ADAMS HITS A STUNNER TO SINK CITY
Adams goal brings City crashing back to earth
CHE ADAMS stunned Manchester City with an audacious 35-yard lob as Pep Guardiola’s side were brought crashing back down to earth at St Mary’s.
Three days after pouring cold water on Liverpool’s title celebrations with a 4-0 win at the Etihad, it was City’s turn to leave with red faces.
Despite a ferocious second-half bombardment, Adams’ stunning first-half strike over a backpedalling Ederson, after Oleksandr Zinchenko’s mistake, separated the sides at the final whistle.
Alex McCarthy was superb in the Saints goal with a string of brilliant stops.
BE realistic, demand the impossible, Che Guevara once said.
At St Mary’s last night a man named in his honour answered the calls of Southampton fans to do precisely that.
Three days after Manchester City had thrashed Liverpool – the Champions of England, Europe and the World – so emphatically, they arrived at the team with the worst home record in the Premier League.
A ground where Leicester had scored nine earlier in the season.This time there would be just one unlikely name on the score sheet – that of Che Adams.
Southampton’s best chance was felt to lie in the boots of Danny Ings, whose recent goalscoring form had kept him within three of Jamie Vardy at the top of the Golden Boot charts.
As it was, the early damage was done not by a striker who has been scoring like Vardy but instead one who is establishing a very similar career path.
Adams’ arrival in league football came only after spells at Oadby Town and Ilkeston – the same nonleague grounding the Leicester and England striker enjoyed. Signed by Southampton for £16million last summer, he had struggled to settle in the top flight. However, he finished his first goal for 456 days as easy as 1-2-3 – a calamitously poor pass from Oleksandr Zinchenko was swung nonchalantly into the empty net by Adams from 35 yards – exposing the fatal flaw in having a sweeper-keeper in Ederson who plays so high up the pitch. Then Joao Cancelo’s low drive for the far corner for City actually picked out Gabriel Jesus but the out-of-sorts striker could only deflect the ball yards over the bar with the goal completely open for him.
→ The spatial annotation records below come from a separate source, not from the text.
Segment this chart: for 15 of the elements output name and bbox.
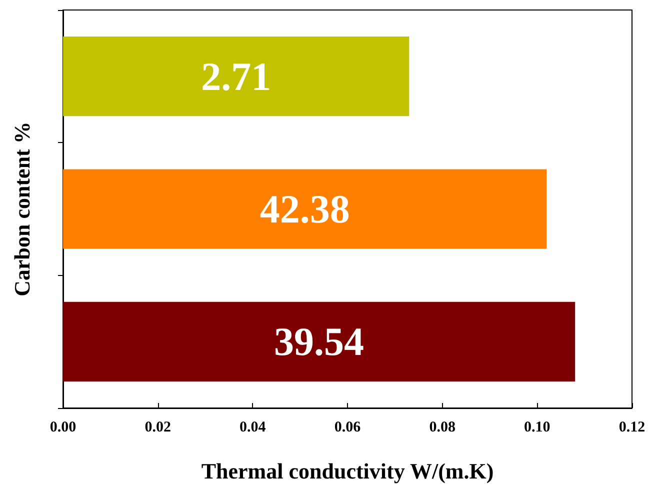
- y-axis-title: Carbon content %: [10, 122, 34, 296]
- x-tick-label: 0.02: [144, 420, 171, 436]
- x-axis-title: Thermal conductivity W/(m.K): [201, 458, 494, 484]
- y-tick-label: 42.38: [260, 186, 350, 232]
- bar: [63, 169, 547, 249]
- x-tick-label: 0.00: [50, 420, 76, 436]
- x-tick-label: 0.12: [618, 420, 646, 436]
- y-tick-label: 39.54: [274, 319, 364, 364]
- bar: [63, 36, 410, 116]
- bar: [63, 302, 576, 382]
- x-tick-label: 0.04: [240, 420, 266, 436]
- x-tick-label: 0.08: [429, 420, 456, 436]
- x-tick-label: 0.10: [524, 420, 550, 436]
- x-tick-label: 0.06: [334, 420, 362, 436]
- y-tick-label: 2.71: [201, 54, 272, 99]
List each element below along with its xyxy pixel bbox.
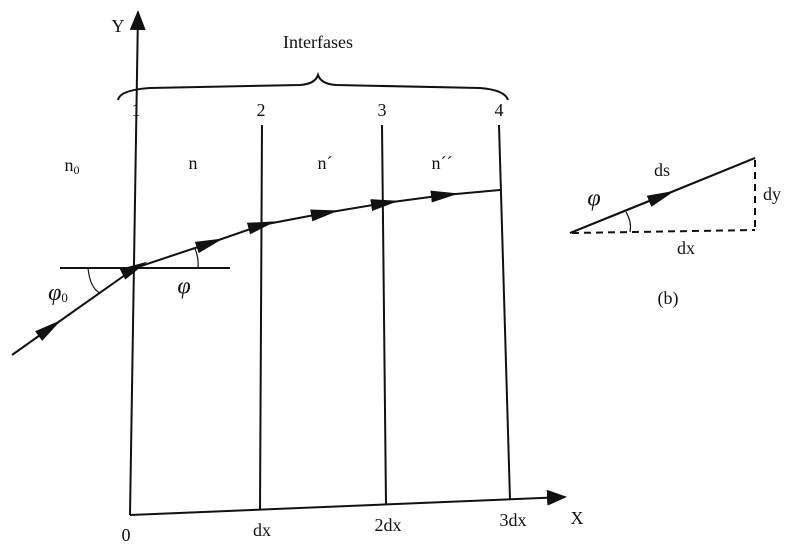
interface-line bbox=[381, 124, 387, 506]
x-tick-label: 3dx bbox=[500, 510, 527, 530]
x-axis-label: X bbox=[571, 508, 584, 528]
angle-arc bbox=[87, 267, 101, 294]
inset: ds dy dx φ (b) bbox=[569, 157, 781, 309]
interface-label: 2 bbox=[257, 100, 266, 120]
x-tick-label: dx bbox=[253, 520, 271, 540]
dx-line bbox=[571, 229, 756, 234]
angle-label: φ bbox=[587, 186, 600, 212]
interfaces-title: Interfases bbox=[283, 32, 353, 52]
y-axis bbox=[129, 10, 146, 516]
medium-label: n0 bbox=[65, 155, 80, 177]
x-tick-label: 0 bbox=[122, 525, 131, 545]
ds-arrow bbox=[569, 157, 756, 234]
dy-label: dy bbox=[763, 184, 781, 204]
interface-label: 1 bbox=[132, 100, 141, 120]
angle-arc bbox=[625, 211, 632, 233]
dx-label: dx bbox=[677, 238, 695, 258]
interface-line bbox=[259, 124, 263, 511]
medium-label: n´´ bbox=[432, 153, 453, 173]
x-axis bbox=[129, 489, 567, 516]
angle-label: φ bbox=[177, 274, 190, 300]
medium-label: n bbox=[189, 153, 198, 173]
angle-arc bbox=[194, 248, 199, 269]
ray bbox=[11, 189, 501, 356]
interface-label: 4 bbox=[495, 100, 504, 120]
medium-label: n´ bbox=[318, 153, 333, 173]
interface-label: 3 bbox=[378, 100, 387, 120]
brace bbox=[117, 71, 509, 101]
caption: (b) bbox=[658, 288, 679, 309]
y-axis-label: Y bbox=[112, 16, 125, 36]
angle-label: φ0 bbox=[48, 280, 68, 306]
x-tick-label: 2dx bbox=[375, 515, 402, 535]
interface-line bbox=[498, 124, 511, 501]
ds-label: ds bbox=[654, 160, 670, 180]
Ings, of all people, cleared off the line when Raheem Sterling’s dangerous cross just needed any sort of City toe on it and on the half-hour Fernandinho struck the foot of the post as inspired Southampton keeper Alex McCarthy kept out the follow-up from David Silva.
The second half continued in similar vein with City lacking the killer touch to drag themselves level. When
Silva ghosted through the defence in the 54th minute, again it was the Southampton goalkeeper’s giant paw of a glove which smothered his shot when really the City captain should have scored.
Inevitably, some of the six changes City manager Pep Guardiola, left, had made from the Liverpool game began to filter down from the St Mary’s Stadium stands to the touchline to be thrown into the fray.
Kevin de Bruyne and Phil Foden were the first to come on, just before the hour, as City continued to push for an equaliser.
Adams, having run his legs off, was replaced by Shane Long to warm applause from his team-mates moments later, but that was not a sign the home side had given up their attacking pretentions completely. As it was, Southampton’s No17 came close to scoring than the City version, de Bruyne.
Stuart Armstrong twice had efforts saved by Ederson as Southampton gamely looked to hit their visitors on the counter rather than just sitting back like red-andwhite traffic cones for the most expensive team in the world to play around.
Seeing Guardiola dash to grab a spare ball to keep play moving showed that this was anything but a meaningless fixture to him.
And with a terrestrial BBC audience more used to the soporific gentility of Antiques Roadshow for entertainment on a Sunday night, it was another reminder in these strange times of just what a remarkable competition the Premier League could be.